The VS models are dubbed ‘angels’, they are considered to be the elite of all the models. These are the women we should aspire to be because they are the absolute ideal of feminine beauty, according to VS casting agents anyway. The term ‘angels’ is problematic in itself, suggesting exclusivity and giving them a higher status than all the other regular models in the industry.
The message that the show sends out is largely negative, it dictates what the brand’s idea of female beauty is and is far from representative of how the majority of women look. Their message of what constitutes beauty rings loud and clear, if you ever want to be an ‘angel’ you must be super slim (size eight and under), tall and of course exceptionally beautiful.
However, the reason why VS have thus far neglected to represent plus-sized women in their shows is partly due to the fact that the largest size in their bra range is a DDD. The limited sizes mean that many girls with larger breasts can’t find a bra that fits. With the lack of a plus-sized range it is no surprise that models such as Ashely Graham and Robyn Lawley have not yet been granted their angel wings, VS just don’t cater for these women.

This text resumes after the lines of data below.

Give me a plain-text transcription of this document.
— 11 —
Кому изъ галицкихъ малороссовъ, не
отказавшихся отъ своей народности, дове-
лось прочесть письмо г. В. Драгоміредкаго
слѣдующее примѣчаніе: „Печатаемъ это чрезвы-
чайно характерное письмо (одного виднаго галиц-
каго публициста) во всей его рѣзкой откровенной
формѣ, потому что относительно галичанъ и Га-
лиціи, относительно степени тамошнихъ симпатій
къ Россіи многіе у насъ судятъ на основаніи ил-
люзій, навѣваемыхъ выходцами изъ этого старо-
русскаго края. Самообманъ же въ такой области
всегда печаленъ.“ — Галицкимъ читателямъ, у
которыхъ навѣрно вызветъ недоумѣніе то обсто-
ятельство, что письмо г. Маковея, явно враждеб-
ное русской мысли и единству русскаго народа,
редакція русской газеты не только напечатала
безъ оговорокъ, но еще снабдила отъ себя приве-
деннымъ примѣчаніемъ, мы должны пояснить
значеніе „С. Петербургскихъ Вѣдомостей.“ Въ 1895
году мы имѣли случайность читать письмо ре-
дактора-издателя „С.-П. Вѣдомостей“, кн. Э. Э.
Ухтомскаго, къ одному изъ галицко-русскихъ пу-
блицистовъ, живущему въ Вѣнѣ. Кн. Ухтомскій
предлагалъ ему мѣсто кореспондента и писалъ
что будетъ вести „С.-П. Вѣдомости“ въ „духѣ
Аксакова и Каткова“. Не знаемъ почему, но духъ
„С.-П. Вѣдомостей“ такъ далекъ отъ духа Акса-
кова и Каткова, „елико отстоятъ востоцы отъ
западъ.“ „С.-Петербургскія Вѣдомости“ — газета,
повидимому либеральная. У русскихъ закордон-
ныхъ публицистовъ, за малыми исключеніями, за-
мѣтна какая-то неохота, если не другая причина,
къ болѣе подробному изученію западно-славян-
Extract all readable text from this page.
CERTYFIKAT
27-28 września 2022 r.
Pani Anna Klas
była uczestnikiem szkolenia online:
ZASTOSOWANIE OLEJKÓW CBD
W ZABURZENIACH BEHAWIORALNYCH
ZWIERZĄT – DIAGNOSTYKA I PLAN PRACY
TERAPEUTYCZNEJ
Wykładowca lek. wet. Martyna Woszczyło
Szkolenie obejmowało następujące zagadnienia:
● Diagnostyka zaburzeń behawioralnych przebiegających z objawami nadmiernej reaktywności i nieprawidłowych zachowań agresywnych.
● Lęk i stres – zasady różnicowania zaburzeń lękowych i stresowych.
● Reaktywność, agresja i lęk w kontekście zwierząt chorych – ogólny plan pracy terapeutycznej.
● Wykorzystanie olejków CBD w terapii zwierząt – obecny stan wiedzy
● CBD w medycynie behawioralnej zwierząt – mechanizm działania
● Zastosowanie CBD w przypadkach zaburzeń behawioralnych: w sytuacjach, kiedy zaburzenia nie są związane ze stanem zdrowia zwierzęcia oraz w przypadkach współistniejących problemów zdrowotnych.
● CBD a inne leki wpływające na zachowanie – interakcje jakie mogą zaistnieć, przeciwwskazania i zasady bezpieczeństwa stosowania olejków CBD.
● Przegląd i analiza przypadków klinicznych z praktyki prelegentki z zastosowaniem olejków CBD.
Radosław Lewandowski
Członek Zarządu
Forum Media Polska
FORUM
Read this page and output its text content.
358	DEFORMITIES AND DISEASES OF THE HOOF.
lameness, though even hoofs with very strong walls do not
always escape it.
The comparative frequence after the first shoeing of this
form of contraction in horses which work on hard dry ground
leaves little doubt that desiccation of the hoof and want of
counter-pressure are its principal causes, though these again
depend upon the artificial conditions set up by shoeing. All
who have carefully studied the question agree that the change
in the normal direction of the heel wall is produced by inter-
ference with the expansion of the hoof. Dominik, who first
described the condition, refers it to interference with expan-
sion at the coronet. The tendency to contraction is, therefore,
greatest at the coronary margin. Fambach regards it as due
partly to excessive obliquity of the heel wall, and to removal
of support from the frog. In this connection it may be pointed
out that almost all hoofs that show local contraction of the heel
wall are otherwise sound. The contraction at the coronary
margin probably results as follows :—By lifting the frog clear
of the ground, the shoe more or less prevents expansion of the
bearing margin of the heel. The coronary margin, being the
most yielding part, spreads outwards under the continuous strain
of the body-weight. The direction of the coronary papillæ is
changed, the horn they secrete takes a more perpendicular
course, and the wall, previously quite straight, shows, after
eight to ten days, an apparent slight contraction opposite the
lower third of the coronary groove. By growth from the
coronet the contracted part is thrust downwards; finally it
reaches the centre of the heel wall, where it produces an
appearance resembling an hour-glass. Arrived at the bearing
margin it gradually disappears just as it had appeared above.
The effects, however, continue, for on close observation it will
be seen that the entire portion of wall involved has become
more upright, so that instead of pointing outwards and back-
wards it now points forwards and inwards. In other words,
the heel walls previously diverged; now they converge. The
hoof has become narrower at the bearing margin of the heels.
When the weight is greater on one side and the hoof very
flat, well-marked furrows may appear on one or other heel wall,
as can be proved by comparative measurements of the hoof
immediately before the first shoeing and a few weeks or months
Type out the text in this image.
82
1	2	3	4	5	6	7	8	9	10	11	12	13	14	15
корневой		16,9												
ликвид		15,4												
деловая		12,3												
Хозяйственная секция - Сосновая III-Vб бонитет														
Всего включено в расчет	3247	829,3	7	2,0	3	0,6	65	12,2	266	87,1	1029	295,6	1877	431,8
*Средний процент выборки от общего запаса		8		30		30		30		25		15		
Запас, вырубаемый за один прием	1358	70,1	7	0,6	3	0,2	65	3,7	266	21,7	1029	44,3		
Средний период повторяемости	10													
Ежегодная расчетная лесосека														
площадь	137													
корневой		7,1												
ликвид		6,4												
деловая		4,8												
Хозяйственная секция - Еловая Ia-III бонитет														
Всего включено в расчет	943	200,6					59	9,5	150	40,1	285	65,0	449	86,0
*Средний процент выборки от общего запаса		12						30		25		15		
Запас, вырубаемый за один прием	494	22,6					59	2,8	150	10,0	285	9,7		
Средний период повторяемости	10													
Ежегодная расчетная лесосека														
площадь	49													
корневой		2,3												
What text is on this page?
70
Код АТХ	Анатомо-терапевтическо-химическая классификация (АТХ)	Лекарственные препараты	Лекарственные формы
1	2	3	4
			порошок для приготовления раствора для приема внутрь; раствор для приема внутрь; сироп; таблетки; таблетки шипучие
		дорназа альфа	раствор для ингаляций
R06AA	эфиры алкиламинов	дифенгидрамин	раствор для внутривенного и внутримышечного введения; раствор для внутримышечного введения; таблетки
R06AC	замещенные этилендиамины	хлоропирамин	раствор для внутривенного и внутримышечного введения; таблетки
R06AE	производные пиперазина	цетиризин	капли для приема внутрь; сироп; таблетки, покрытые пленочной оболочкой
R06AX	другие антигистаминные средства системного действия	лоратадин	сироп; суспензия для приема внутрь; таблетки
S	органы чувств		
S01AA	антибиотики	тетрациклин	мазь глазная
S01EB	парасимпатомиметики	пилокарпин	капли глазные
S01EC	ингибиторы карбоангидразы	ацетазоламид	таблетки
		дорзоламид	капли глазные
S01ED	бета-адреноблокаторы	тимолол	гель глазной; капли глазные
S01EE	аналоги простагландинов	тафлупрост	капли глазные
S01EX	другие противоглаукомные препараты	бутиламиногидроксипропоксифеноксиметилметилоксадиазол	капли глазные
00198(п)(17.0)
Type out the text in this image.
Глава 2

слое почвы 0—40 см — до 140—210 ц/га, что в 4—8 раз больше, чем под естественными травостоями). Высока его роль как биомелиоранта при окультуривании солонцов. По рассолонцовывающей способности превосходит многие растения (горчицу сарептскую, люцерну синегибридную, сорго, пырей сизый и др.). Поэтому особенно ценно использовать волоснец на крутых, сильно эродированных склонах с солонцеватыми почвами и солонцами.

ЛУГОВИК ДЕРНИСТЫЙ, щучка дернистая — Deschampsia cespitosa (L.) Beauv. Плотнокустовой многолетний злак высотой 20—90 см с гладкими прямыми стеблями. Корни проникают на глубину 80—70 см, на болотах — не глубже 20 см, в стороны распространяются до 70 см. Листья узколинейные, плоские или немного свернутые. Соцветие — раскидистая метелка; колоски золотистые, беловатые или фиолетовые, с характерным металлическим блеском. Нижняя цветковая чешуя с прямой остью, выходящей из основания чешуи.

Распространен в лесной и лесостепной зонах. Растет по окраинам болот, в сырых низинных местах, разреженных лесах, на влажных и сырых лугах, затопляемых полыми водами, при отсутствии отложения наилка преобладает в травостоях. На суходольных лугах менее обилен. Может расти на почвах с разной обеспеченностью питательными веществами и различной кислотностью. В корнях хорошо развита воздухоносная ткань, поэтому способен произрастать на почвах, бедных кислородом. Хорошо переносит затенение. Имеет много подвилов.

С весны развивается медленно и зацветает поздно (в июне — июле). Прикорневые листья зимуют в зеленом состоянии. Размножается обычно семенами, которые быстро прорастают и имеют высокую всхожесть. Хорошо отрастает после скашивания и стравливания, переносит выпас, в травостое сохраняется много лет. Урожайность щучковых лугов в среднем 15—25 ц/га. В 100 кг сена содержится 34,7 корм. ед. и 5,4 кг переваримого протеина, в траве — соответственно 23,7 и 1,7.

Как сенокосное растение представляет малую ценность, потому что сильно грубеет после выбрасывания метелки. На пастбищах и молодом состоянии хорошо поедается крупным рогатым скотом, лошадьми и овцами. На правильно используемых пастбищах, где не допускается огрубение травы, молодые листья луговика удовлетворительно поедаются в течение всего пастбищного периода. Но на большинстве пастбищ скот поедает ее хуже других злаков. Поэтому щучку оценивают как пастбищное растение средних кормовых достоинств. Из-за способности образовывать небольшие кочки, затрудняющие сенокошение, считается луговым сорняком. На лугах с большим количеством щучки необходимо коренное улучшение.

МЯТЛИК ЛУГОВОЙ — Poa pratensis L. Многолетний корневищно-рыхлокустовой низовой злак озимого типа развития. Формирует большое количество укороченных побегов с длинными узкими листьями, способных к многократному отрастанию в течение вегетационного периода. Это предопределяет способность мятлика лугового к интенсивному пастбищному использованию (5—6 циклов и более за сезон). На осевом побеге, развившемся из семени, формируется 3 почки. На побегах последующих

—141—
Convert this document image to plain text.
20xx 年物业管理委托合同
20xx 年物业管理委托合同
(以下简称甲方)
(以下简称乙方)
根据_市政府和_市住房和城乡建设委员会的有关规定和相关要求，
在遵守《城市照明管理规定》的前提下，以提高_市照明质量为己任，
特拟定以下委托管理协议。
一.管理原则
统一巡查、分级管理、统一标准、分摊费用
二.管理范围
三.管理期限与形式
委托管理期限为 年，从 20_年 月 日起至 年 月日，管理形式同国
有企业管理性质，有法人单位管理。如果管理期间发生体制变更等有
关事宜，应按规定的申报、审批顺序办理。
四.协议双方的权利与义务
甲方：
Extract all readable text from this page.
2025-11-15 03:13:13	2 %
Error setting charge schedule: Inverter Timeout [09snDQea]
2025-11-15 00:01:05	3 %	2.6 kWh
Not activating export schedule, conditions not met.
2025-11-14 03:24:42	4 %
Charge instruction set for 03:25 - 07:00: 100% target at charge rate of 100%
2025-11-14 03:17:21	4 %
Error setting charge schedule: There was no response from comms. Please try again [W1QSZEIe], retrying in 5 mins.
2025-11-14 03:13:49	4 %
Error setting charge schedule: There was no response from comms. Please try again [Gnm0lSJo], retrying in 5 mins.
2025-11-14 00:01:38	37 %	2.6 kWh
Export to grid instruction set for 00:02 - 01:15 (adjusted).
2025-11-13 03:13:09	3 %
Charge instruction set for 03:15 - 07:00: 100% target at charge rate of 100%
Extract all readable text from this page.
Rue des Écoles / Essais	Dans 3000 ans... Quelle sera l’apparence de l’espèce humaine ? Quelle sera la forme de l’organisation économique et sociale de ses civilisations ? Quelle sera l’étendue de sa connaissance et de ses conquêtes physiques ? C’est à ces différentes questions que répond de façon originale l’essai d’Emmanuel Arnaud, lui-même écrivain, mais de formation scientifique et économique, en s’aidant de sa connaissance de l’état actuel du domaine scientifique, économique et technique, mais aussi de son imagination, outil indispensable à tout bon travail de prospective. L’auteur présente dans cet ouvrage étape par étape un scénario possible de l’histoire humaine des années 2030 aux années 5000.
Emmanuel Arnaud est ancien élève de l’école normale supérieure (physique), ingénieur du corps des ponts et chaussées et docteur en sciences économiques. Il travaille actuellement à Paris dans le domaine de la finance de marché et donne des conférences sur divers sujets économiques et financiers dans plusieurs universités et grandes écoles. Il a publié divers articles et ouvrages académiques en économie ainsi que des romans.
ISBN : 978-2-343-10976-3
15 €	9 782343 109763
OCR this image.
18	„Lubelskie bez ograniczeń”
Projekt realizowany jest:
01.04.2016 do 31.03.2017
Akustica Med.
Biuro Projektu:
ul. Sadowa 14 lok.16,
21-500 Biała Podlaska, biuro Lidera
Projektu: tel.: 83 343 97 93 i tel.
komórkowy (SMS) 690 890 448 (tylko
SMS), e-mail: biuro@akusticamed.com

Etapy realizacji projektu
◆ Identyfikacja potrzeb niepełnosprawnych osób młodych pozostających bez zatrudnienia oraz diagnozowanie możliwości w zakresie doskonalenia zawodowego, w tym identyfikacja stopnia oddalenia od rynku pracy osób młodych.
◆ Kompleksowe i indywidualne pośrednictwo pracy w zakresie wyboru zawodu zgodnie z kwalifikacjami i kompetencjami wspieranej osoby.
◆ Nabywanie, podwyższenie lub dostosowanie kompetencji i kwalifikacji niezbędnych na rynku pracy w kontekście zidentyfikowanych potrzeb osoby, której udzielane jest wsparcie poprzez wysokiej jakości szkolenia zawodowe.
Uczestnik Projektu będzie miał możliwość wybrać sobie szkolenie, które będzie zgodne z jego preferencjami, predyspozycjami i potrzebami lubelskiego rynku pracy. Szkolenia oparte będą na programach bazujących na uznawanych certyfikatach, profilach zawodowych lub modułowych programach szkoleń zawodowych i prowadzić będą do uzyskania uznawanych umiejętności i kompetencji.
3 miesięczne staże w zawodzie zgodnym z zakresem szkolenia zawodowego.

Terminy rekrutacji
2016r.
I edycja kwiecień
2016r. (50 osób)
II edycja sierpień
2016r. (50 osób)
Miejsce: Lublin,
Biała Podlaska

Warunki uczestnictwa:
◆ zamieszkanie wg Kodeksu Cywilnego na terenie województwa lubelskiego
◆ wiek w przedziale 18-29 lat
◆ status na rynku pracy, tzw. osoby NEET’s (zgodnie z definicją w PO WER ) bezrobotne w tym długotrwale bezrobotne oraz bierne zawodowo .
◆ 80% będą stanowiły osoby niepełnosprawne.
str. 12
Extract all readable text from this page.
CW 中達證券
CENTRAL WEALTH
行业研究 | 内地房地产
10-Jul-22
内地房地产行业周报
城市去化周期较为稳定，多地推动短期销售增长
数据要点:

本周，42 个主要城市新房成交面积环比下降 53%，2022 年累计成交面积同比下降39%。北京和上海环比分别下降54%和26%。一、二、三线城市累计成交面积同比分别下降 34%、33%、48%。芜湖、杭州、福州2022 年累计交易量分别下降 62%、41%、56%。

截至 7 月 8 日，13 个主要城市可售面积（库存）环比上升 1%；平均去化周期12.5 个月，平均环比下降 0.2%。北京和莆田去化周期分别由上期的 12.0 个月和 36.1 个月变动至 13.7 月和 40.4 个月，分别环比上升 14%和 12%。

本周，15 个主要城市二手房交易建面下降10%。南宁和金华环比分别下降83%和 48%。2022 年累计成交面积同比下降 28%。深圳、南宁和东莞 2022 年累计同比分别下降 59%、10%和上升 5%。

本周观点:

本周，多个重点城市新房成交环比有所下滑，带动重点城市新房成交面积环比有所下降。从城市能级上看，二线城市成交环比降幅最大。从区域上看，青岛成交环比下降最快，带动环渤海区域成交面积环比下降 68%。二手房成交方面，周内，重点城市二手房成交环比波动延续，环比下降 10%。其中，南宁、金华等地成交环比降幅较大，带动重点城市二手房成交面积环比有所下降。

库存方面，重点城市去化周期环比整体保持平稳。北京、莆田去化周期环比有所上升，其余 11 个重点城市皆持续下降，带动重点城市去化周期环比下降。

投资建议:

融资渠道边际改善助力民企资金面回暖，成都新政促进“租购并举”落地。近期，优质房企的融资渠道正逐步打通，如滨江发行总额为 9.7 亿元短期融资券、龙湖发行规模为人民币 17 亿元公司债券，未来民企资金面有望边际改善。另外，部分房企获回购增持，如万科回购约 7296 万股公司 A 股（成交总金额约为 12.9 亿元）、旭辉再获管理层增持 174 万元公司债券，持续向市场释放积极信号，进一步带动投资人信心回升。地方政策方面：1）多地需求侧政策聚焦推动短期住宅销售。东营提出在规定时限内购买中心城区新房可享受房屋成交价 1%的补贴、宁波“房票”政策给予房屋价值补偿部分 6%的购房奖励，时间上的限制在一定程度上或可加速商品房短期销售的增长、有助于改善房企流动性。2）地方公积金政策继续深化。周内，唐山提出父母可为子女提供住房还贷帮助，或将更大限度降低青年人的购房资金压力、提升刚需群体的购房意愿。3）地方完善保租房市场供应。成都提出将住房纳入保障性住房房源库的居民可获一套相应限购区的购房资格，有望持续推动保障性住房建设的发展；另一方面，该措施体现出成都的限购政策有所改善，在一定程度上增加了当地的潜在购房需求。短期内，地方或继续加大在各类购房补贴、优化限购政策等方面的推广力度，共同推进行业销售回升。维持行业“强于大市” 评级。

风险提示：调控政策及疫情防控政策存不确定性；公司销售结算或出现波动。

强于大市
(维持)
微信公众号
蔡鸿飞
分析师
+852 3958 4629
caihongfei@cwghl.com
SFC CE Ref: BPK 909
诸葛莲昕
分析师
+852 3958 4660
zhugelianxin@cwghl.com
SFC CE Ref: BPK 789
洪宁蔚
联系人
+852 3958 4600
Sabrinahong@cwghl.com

It’s disappointing that a huge brand such as Victoria’s Secret has completely rejected having a more inclusive line of lingerie and has failed to use their status and influence as a worldwide corporation to spread the message that all women of different shapes and sizes are beautiful.
So whilst this year might be their most diverse ever, Victoria’s Secret still has a long way to go if they truly want to be representative and use their platform on the world stage to encourage body positivity and empower all women. Perhaps in the coming years the brand will finally acknowledge beauty in all its forms and create a range that is tailored for all women, but for now, we probably shouldn’t hold our breath.